Who pays the cost. The cost is uneven. People who stutter may find that an assistant which demands fluent speech demands fluency they do not have on demand. Deaf and hard-of-hearing users in shared spaces, and anyone who lip-reads or signs, are working in a modality the assistant was not designed for. So are people in open offices, libraries, or shared housing, where speaking to a phone means announcing a calendar event to strangers. Neurodivergent users may find the social contract of "talking to your phone" a small performance they did not sign up for. Second-language speakers carry the tax of accent, of hesitation, of words the assistant may not recognize. So do people who simply prefer not to narrate their lives to a microphone, and Carlson is right that this last group is real, not a fringe case.

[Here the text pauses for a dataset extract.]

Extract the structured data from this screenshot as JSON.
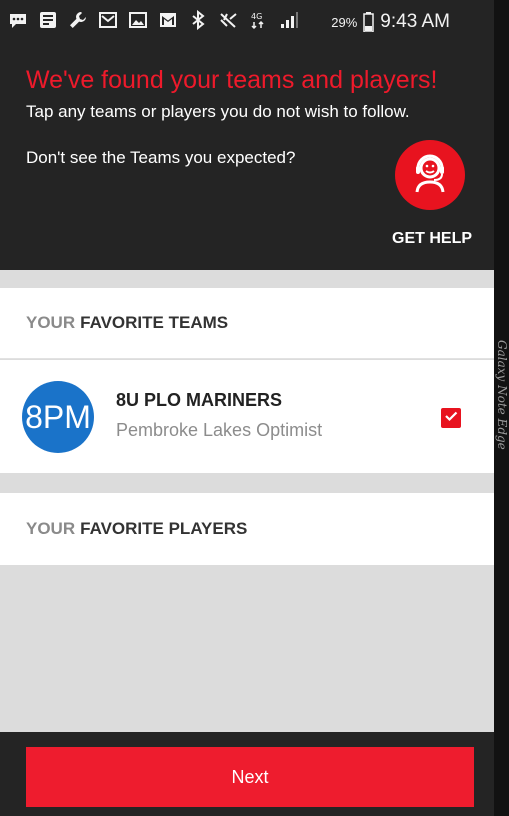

This is not a failure of speech recognition. It is a design choice. Voice is being elevated from one input among many to the default way to use a product. When the default is voice, every other input — keyboard, gesture, glance, switch control — becomes the exception that has to be remembered, re-enabled, or reverse-engineered. The cost of that elevation is borne by the people who already had the most to lose from being forced to perform a conversation for a machine.
What already works. None of this requires a new invention. The building blocks for a multimodal default already exist. iOS and Android ship with full keyboard and dictation paths that still function. Accessibility settings for switch control, screen readers, and text-based assistant invocation are mature. Third-party keyboards, intent APIs, and on-device language models can route a request through text even when the assistant's flagship mode is voice. The question is not whether the technology exists. It is whether product teams treat those paths as first-class or as legacy, and whether reviewers and buyers notice the difference.
The choice that has to be made. Carlson's piece is constructive rather than scolding, and the constructive point is that this is a choice, not an inevitability. There are policy levers that could make the choice explicit. The EU AI Act already carries accessibility language, and how strictly that language is read against voice-mandatory defaults will matter. Industry standards for on-device intent APIs, third-party keyboard support, and accessibility-first assistant invocation are not glamorous, and they are exactly the kind of plumbing that determines whether a person who cannot speak to a phone in public is a first-class user of the AI transition or a footnote to it.
What to watch. Whether the new Siri and Gemini ship with keyboard and text-first entry points as defaults or as hidden settings. Whether smart-glasses hardware, a surface that has no keyboard, makes voice the only input that scales. Whether third-party assistants keep text as a peer to speech. And whether accessibility researchers are in the room when the next default is set, or only in the press release after it ships.
The keynote stage is not where most people use a phone. It is in a quiet train, a shared kitchen, a packed subway car, a hospital waiting room, a library. The question is not whether voice is a powerful input. It is whether everyone gets to keep the others, and whether the industry's answer to that question is treated as a product decision or a civil-rights one.